When the volcano blows …

Surtsey burst onto the scene in 1963. It was a new island, announcing its entrance with smoke and steam as it broke the waves of the North Atlantic off the southern coast of Iceland, a volcanic product of the Mid-Atlantic Ridge, where the Atlantic Ocean widens a few inches per year, divided by a massive submarine mountain chain.
Someday soon Kick-Em-Jenny may follow in Surtsey’s footsteps.
Kick-Em-Jenny is a submarine volcano six miles north of Grenada, near the southern end of the Lesser Antilles, the arcing archipelago that encloses the eastern end of the Caribbean. It’s the Antilles’ southernmost active volcano and its only active submarine volcano.
Kick-Em-Jenny lies atop the subduction zone where the expanding Atlantic Plate meets the Caribbean Plate. The earth’s surface is composed of several tectonic plates on which ride the continents and ocean floors, creating mountains, earthquakes and volcanoes where they collide. The subduction zone, where ocean crust from the east dives under Caribbean crust to the west toward the mantle, gave rise to, and is still creating, the West Indies. Subduction creates the ocean’s deepest spots: the Puerto Rico Trench at 28,230-plus feet is the Atlantic’s deepest point and the second-deepest in the world after the Mariana Trench in the Pacific.
Kick-Em-Jenny has erupted at least 12 times since 1939, when a black cloud rose 885 feet above the sea. Its basal diameter is three miles, it rises about 4,300 feet above the sea floor, and it is about 590 feet below sea level. In the 1970s and early ’80s its depth decreased to about 490 feet below sea level as a lava dome grew in the crater. It was thought for a time that Kick-Em-Jenny would crest the surface by 2000, but the dome collapsed in the late ’80s, and in March 2002 the depth was reported to be back to 590 feet.
Kick-Em-Jenny, along with Mt. Pelee, which destroyed St. Pierre, Martinique, in 1902, and the Soufriere Hills volcano on Montserrat, is one of a volcanic fraternity that has been at once man’s bane and his sustenance. A volcano is the provenance of rich soil that nurtures plants and animals, enticing men to return, despite the danger, to its shadow again and again.

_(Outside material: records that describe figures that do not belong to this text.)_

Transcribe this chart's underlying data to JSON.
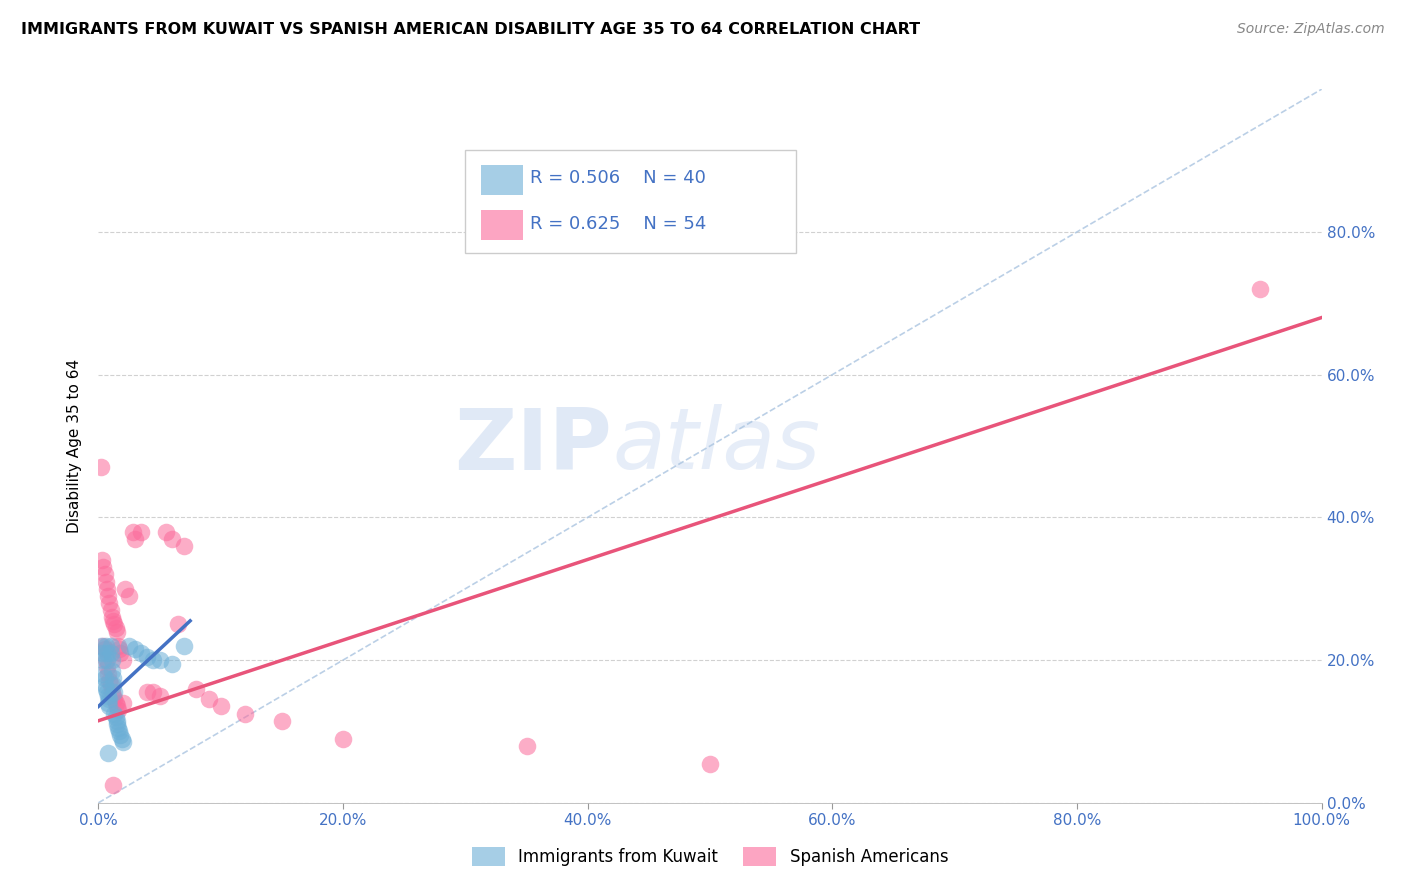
{
  "title": "IMMIGRANTS FROM KUWAIT VS SPANISH AMERICAN DISABILITY AGE 35 TO 64 CORRELATION CHART",
  "source": "Source: ZipAtlas.com",
  "ylabel": "Disability Age 35 to 64",
  "xlim": [
    0,
    1.0
  ],
  "ylim": [
    0,
    1.0
  ],
  "xticks": [
    0.0,
    0.2,
    0.4,
    0.6,
    0.8,
    1.0
  ],
  "yticks": [
    0.0,
    0.2,
    0.4,
    0.6,
    0.8
  ],
  "xticklabels": [
    "0.0%",
    "20.0%",
    "40.0%",
    "60.0%",
    "80.0%",
    "100.0%"
  ],
  "yticklabels": [
    "0.0%",
    "20.0%",
    "40.0%",
    "60.0%",
    "80.0%"
  ],
  "color_kuwait": "#6baed6",
  "color_spanish": "#fb6a9a",
  "legend_r_kuwait": "R = 0.506",
  "legend_n_kuwait": "N = 40",
  "legend_r_spanish": "R = 0.625",
  "legend_n_spanish": "N = 54",
  "watermark_zip": "ZIP",
  "watermark_atlas": "atlas",
  "kuwait_points": [
    [
      0.002,
      0.22
    ],
    [
      0.003,
      0.21
    ],
    [
      0.004,
      0.2
    ],
    [
      0.004,
      0.18
    ],
    [
      0.005,
      0.175
    ],
    [
      0.005,
      0.165
    ],
    [
      0.006,
      0.16
    ],
    [
      0.006,
      0.22
    ],
    [
      0.007,
      0.21
    ],
    [
      0.007,
      0.2
    ],
    [
      0.007,
      0.155
    ],
    [
      0.008,
      0.15
    ],
    [
      0.008,
      0.14
    ],
    [
      0.009,
      0.135
    ],
    [
      0.009,
      0.145
    ],
    [
      0.01,
      0.22
    ],
    [
      0.01,
      0.21
    ],
    [
      0.011,
      0.2
    ],
    [
      0.011,
      0.185
    ],
    [
      0.012,
      0.175
    ],
    [
      0.012,
      0.165
    ],
    [
      0.013,
      0.155
    ],
    [
      0.013,
      0.125
    ],
    [
      0.014,
      0.12
    ],
    [
      0.015,
      0.115
    ],
    [
      0.015,
      0.11
    ],
    [
      0.016,
      0.105
    ],
    [
      0.017,
      0.1
    ],
    [
      0.018,
      0.095
    ],
    [
      0.019,
      0.09
    ],
    [
      0.02,
      0.085
    ],
    [
      0.025,
      0.22
    ],
    [
      0.03,
      0.215
    ],
    [
      0.035,
      0.21
    ],
    [
      0.04,
      0.205
    ],
    [
      0.045,
      0.2
    ],
    [
      0.05,
      0.2
    ],
    [
      0.06,
      0.195
    ],
    [
      0.07,
      0.22
    ],
    [
      0.008,
      0.07
    ]
  ],
  "spanish_points": [
    [
      0.002,
      0.47
    ],
    [
      0.003,
      0.34
    ],
    [
      0.004,
      0.33
    ],
    [
      0.004,
      0.22
    ],
    [
      0.005,
      0.32
    ],
    [
      0.005,
      0.215
    ],
    [
      0.006,
      0.31
    ],
    [
      0.006,
      0.2
    ],
    [
      0.007,
      0.3
    ],
    [
      0.007,
      0.19
    ],
    [
      0.008,
      0.29
    ],
    [
      0.008,
      0.18
    ],
    [
      0.009,
      0.28
    ],
    [
      0.009,
      0.17
    ],
    [
      0.01,
      0.27
    ],
    [
      0.01,
      0.165
    ],
    [
      0.011,
      0.26
    ],
    [
      0.011,
      0.155
    ],
    [
      0.012,
      0.255
    ],
    [
      0.012,
      0.15
    ],
    [
      0.013,
      0.25
    ],
    [
      0.013,
      0.145
    ],
    [
      0.014,
      0.245
    ],
    [
      0.014,
      0.14
    ],
    [
      0.015,
      0.24
    ],
    [
      0.015,
      0.135
    ],
    [
      0.016,
      0.22
    ],
    [
      0.016,
      0.13
    ],
    [
      0.017,
      0.215
    ],
    [
      0.018,
      0.21
    ],
    [
      0.02,
      0.2
    ],
    [
      0.02,
      0.14
    ],
    [
      0.022,
      0.3
    ],
    [
      0.025,
      0.29
    ],
    [
      0.028,
      0.38
    ],
    [
      0.03,
      0.37
    ],
    [
      0.035,
      0.38
    ],
    [
      0.04,
      0.155
    ],
    [
      0.045,
      0.155
    ],
    [
      0.05,
      0.15
    ],
    [
      0.055,
      0.38
    ],
    [
      0.06,
      0.37
    ],
    [
      0.07,
      0.36
    ],
    [
      0.08,
      0.16
    ],
    [
      0.09,
      0.145
    ],
    [
      0.1,
      0.135
    ],
    [
      0.12,
      0.125
    ],
    [
      0.15,
      0.115
    ],
    [
      0.2,
      0.09
    ],
    [
      0.35,
      0.08
    ],
    [
      0.5,
      0.055
    ],
    [
      0.95,
      0.72
    ],
    [
      0.012,
      0.025
    ],
    [
      0.065,
      0.25
    ]
  ],
  "kuwait_line_x": [
    0.0,
    0.075
  ],
  "kuwait_line_y": [
    0.135,
    0.255
  ],
  "spanish_line_x": [
    0.0,
    1.0
  ],
  "spanish_line_y": [
    0.115,
    0.68
  ],
  "dashed_line_x": [
    0.0,
    1.0
  ],
  "dashed_line_y": [
    0.0,
    1.0
  ]
}
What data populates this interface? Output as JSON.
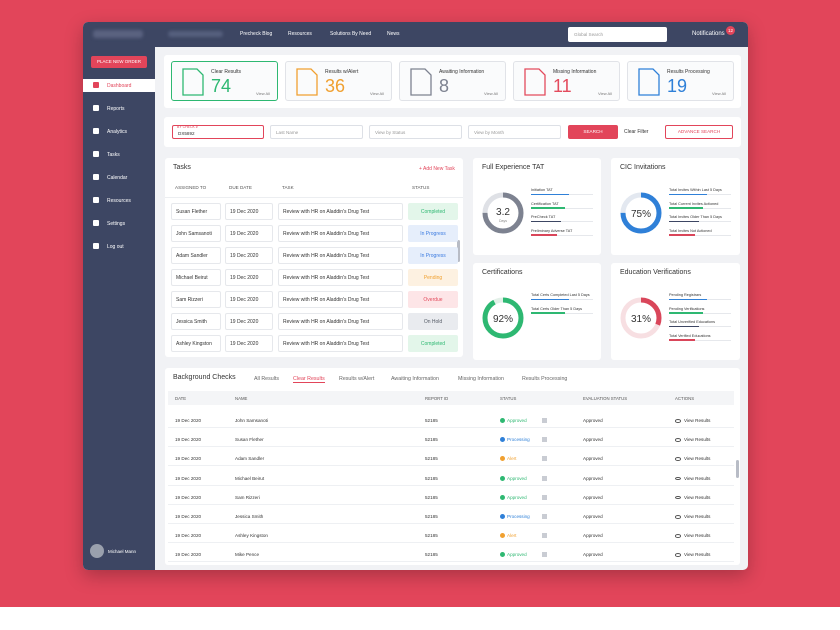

Montserrat’s volcano long lay dormant, but in July 1995 it roused from its centuries-old slumber. Soufriere is a generic French term for a mountain that gives off sulfurous gases, and the Lesser Antilles thus contain a few Soufrieres The first large phreatic eruption, a steam-driven explosion caused by heated water, on Aug. 21, 1995, covered the capital city, Plymouth, with a thick ash cloud, and southern Montserrat was evacuated. Another large phreatic eruption on Oct. 30, 1995, was followed by pyroclastic flows avalanches of ash, pumice, rock fragments, and volcanic gas traveling 50 to 100 mph in 1996. The term pyroclastic flow was soon as familiar to the residents of Montserrat, from school children to farmers, as lake-effect snow is to Ohioans.
These events were but the prelude to Soufriere’s thunderous magmatic explosion on Sept. 17, 1996. The ash plume rose to 40,000 feet, and 600,000 tons of ash were deposited in southern Montserrat.
Jimmy Buffett recorded his album “Volcano” on Montserrat in the late ’70s, the title song a tongue-in-cheek look at the volcano’s effect on island life. While there, he hiked to the crater, took mud baths, fed mangoes to giant iguanas and had his photo taken next to the volcano vent.
Returning on Jan. 14, 1997, shortly after Plymouth was again covered with ash, he couldn’t recognize the coastline from his last visit just two years earlier. The top and one side of the mountain were gone, and the landscape, he said, was a cross between Iwo Jima and La Brea tar pits.
More major pyroclastic flows descended the mountain in April 1997, killing people who ignored the exclusion zone order, and the volcano exploded again later that year. That year saw the peak of activity in the Soufriere Hills, but the volcano has not returned to its former quiescence.
Volcanoes are often described as destructive because they destroy man, livestock and buildings, but they are also engines of creation, possibly the most visible examples of the normally sluggish pace of geological forces.
Some of us may live to see Kick-Em-Jenny become the newest member of the Lesser Antilles, but one never knows. Volcanoes resemble the frog-in-the well math problem, falling back two feet for every three feet forward. When it does make the map, Kick-Em-Jenny will quickly be colonized by plants and animals, that, like daring humans, can’t resist a new piece of land.